Hyundai Motor Company is seeking double-digit profit margins and two million sales annually for its electric vehicles (EVs) by 2030, and says a new dedicated EV platform will help it get to both.
The company announced a more ambitious EV strategy as part of its 2023 CEO Investor Day in Seoul, confirming it’s investing KRW 35.8 trillion (A$40.96bn) from 2023 to 2032 in electrification – up from the previously announced KRW 19.4 trillion (A$22.19bn).
That’s part of a KRW 109.4 trillion (A$125.17bn) ‘Hyundai Motor Way’ investment designed to accelerate the company’s transition to being a smart mobility solution provider, which includes continued investment in robotics, hydrogen, autonomous driving and advanced air mobility.
The second-generation platform will be used on 13 new dedicated EV models across the Hyundai, Kia and Genesis brands through 2030, encompassing “nearly all vehicle classes”.
Hyundai says this includes small and large SUVs, pickup trucks, and flagship models for the Genesis brand.
As part of its development of the IMA, Hyundai intends to standardise modules and parts between models to further expand economies of scale, instead of such components being limited to vehicles sharing the same platform.
It says this will allow over 80 common modules to be utilised across different segments, regardless of vehicle type.
EVs on the IMA will use next-generation NCM (nickel manganese cobalt) and LFP (lithium iron phosphate) batteries, while Hyundai says it is exploring “different form factors of batteries to enhance versatility”.
The first Hyundai vehicles with LFP batteries will appear in 2025, aimed at emerging markets.
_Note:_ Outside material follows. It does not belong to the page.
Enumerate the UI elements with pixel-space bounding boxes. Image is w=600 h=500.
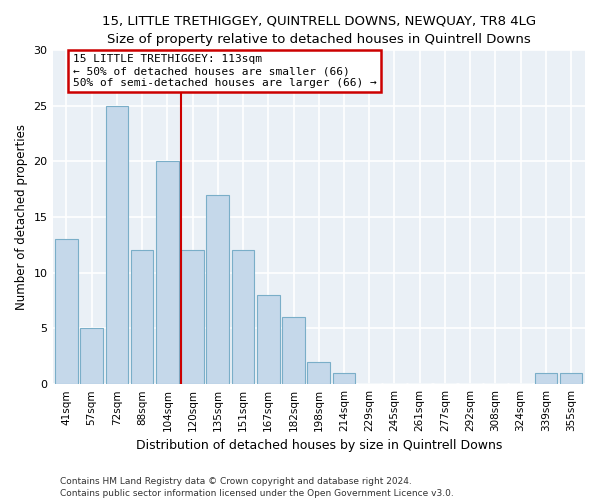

Hyundai also plans to implement technology that enables battery charging and discharging while driving, courtesy of an independent power bank, plus an AI-based battery management system with real-time monitoring and greater protection against thermal runaway.
It’s also continuing its work on solid-state batteries with startup Solid Power, while also establishing battery joint ventures in Indonesia and the US and weighing another in Europe to ensure stable supply.
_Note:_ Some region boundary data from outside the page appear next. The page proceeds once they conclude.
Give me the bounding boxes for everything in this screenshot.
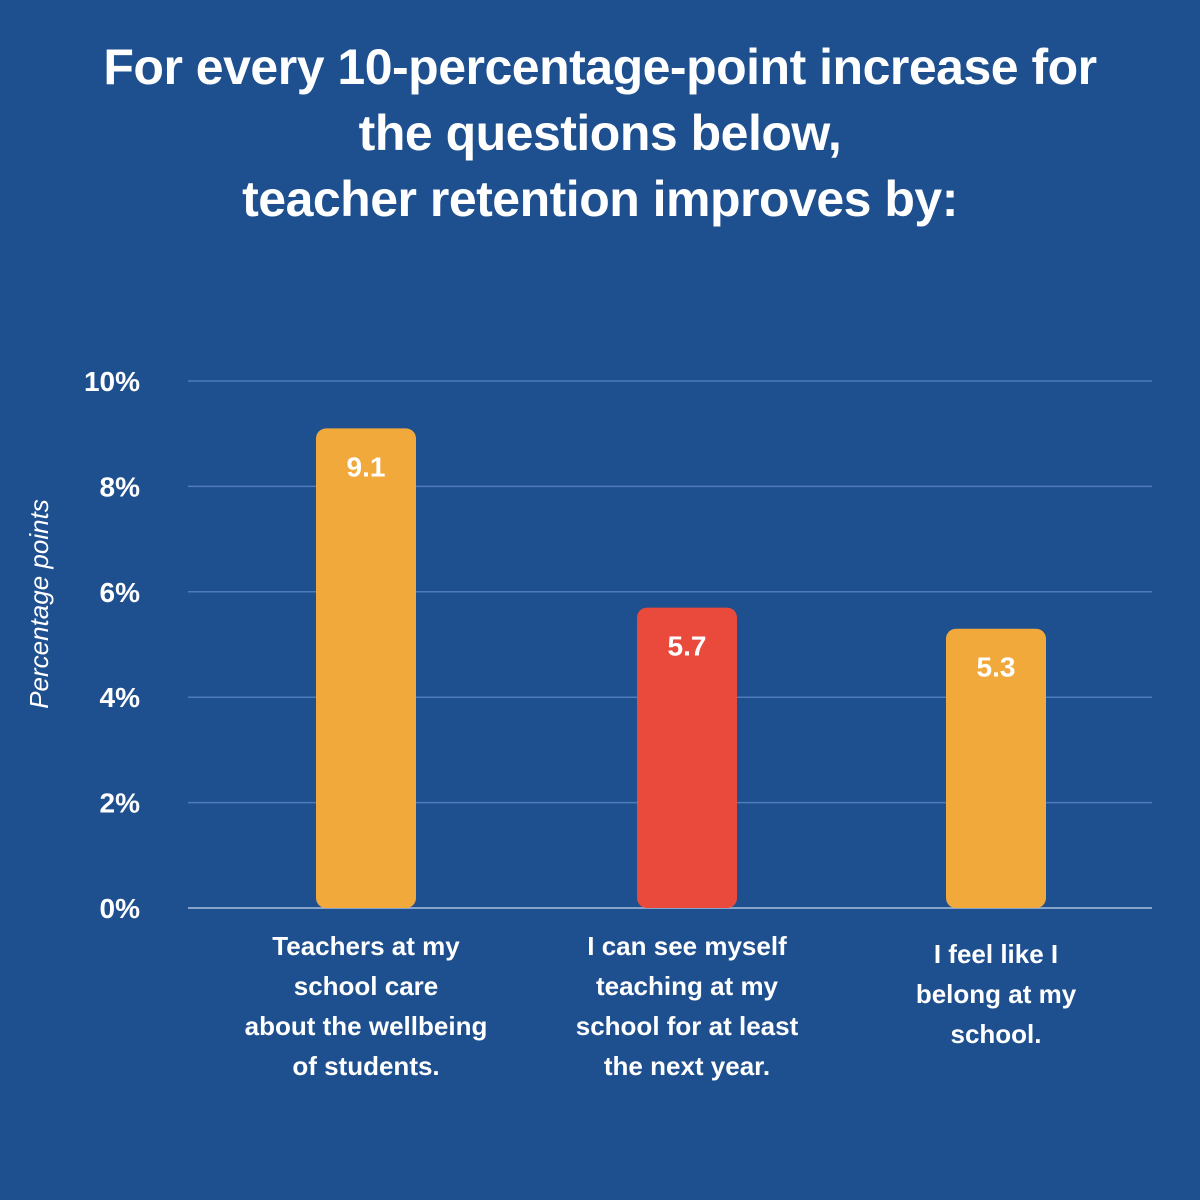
y-axis-label: Percentage points [24,499,54,709]
chart-title: For every 10-percentage-point increase f… [0,34,1200,232]
y-tick-label: 4% [100,682,141,713]
x-category-label: Teachers at my school care about the wel… [244,931,488,1081]
bar [946,628,1046,908]
y-tick-label: 6% [100,577,141,608]
title-line-1: For every 10-percentage-point increase f… [103,39,1097,95]
y-tick-label: 8% [100,471,141,502]
bar-value-label: 5.7 [668,631,707,662]
x-category-label: I feel like I belong at my school. [915,939,1077,1049]
y-tick-label: 10% [84,366,140,397]
bar [316,428,416,908]
y-axis-ticks: 0% 2% 4% 6% 8% 10% [84,366,140,924]
bar-value-label: 9.1 [347,451,386,482]
bar [637,607,737,908]
y-tick-label: 0% [100,893,141,924]
y-tick-label: 2% [100,788,141,819]
bars: 9.1 5.7 5.3 [316,428,1046,908]
title-line-3: teacher retention improves by: [242,171,958,227]
bar-value-label: 5.3 [977,652,1016,683]
title-line-2: the questions below, [358,105,842,161]
x-category-label: I can see myself teaching at my school f… [575,931,799,1081]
As a result, the company plans to stably procure more than 70 per cent of battery demand through its various joint ventures starting from 2028.
It has also established a specialised battery development organisation and processes for recycling battery materials.
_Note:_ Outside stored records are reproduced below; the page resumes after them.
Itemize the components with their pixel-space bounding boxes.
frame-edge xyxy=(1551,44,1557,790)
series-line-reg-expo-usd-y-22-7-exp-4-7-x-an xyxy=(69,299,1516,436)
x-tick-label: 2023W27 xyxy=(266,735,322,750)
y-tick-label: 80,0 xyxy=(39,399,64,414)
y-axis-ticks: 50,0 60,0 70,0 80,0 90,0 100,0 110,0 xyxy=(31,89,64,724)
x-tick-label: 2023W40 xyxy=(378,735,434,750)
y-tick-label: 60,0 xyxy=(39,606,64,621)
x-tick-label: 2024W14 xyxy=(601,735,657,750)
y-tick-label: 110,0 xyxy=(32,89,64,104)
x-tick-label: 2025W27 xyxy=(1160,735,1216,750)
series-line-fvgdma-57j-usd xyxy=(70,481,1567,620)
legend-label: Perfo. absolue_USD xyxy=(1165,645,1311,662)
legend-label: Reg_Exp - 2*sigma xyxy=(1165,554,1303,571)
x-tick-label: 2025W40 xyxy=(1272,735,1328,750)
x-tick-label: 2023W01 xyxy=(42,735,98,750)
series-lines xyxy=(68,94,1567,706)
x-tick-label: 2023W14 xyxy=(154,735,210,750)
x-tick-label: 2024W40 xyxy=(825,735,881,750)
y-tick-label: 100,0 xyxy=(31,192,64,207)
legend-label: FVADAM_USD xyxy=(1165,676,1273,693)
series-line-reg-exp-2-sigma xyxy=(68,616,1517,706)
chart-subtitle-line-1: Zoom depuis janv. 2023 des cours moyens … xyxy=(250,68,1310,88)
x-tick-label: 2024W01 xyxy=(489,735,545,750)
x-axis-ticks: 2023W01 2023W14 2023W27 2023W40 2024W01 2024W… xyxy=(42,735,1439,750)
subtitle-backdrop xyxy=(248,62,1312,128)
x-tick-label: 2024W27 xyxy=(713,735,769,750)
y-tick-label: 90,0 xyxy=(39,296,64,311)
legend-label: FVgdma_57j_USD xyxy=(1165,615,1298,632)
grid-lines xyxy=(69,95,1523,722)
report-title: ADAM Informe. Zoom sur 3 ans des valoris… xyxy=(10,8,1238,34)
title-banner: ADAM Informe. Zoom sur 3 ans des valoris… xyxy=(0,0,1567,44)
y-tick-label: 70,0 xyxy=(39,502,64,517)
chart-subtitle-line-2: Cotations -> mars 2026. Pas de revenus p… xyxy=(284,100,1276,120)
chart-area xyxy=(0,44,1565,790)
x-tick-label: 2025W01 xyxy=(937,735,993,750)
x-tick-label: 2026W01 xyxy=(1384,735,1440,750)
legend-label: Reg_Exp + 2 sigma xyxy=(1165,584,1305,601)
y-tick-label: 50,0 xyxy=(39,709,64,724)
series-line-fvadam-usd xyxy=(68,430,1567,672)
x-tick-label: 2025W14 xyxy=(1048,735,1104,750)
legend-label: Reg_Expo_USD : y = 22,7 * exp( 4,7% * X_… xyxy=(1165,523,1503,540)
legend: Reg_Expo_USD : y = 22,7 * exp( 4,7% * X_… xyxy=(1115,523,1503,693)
It expects global EV production to increase from 8.0 per cent this year to 34 per cent in 2030, and is establishing both new EV production facilities and converting existing factories.
In the meantime, while demand for combustion-powered vehicles remains high, Hyundai will continue to produce many of its EVs on mixed EV/ICE production lines. It’s doing this in the US, South Korea, Czechia and India.
Its first dedicated EV factory, the Hyundai Motor Group Metaplant America, is set to open in the second half of 2024 with an annual production capacity of 300,000 vehicles. Another dedicated plant in Korea will start producing EVs in 2025.
Hyundai is now targeting 2 million EV sales in 2030, up from 1.87 million, and is raising sales targets in major regions.
It’s also targeting more than 10 per cent profitability for its EVs in 2030.
Over the next three years, it’s splitting funding 50/50 between ICE vehicles and future technologies, but from 2026 it anticipates investment in ICE will gradually decrease until EVs receive more investment.
The company is pursuing a software-defined vehicle (SDV) strategy, with an “app ecosystem”, Level 3 and higher autonomous driving, and advancements in over-the-air updates.
Its SDV strategy will be supported by 42dot, acquired by Hyundai last year.
42dot is developing its own software platform by 2024 with the aim of launching an autonomous driving purpose-built vehicle business after 2027 and turning a profit after 2028.
Despite the expanded EV investment, Hyundai still sees a future for hydrogen fuel-cell electric vehicles (FCEVs).
It’s building a Mobilize Energy ‘toolbox’ for the production of hydrogen and green steel. Clean hydrogen, including biogas and waste plastic-based hydrogen, will power its EV production facilities, logistics and infrastructure, as well as data centre and other applications in the future.
Hyundai says it will announce more information on its hydrogen strategy at the 2024 CES.
Autonomous robotaxi development is continuing apace, with Hyundai and Aptiv’s joint venture Motional set to launch in Las Vegas this year with a driverless Ioniq 5.
Hyundai is developing the sales network, infrastructure and after-sales service for this business, and is conducting pilot services with Uber and Lyft.
Investment in robotics continues following Hyundai’s acquisition of Boston Dynamics, as does its work in advanced air mobility through firm Supernal with the aim of creating an entire AAM ecosystem.
Hyundai says it’s also turning crises into opportunities, citing its flagging Chinese operations as an example. They’re set to get a major restructuring.
It is whittling down its five factories there to just two, and will expand exports to emerging markets from these plants.
Hyundai will also reduce its Chinese line-up from 13 vehicles to eight, focusing on SUVs and Genesis-brand vehicles while also actively promoting the N brand recently confirmed for launch there.
The company currently sells a wide range of vehicles tailored for the Chinese market, including the recently revealed Mufasa, as well as the Lafesta, Custo and ix35.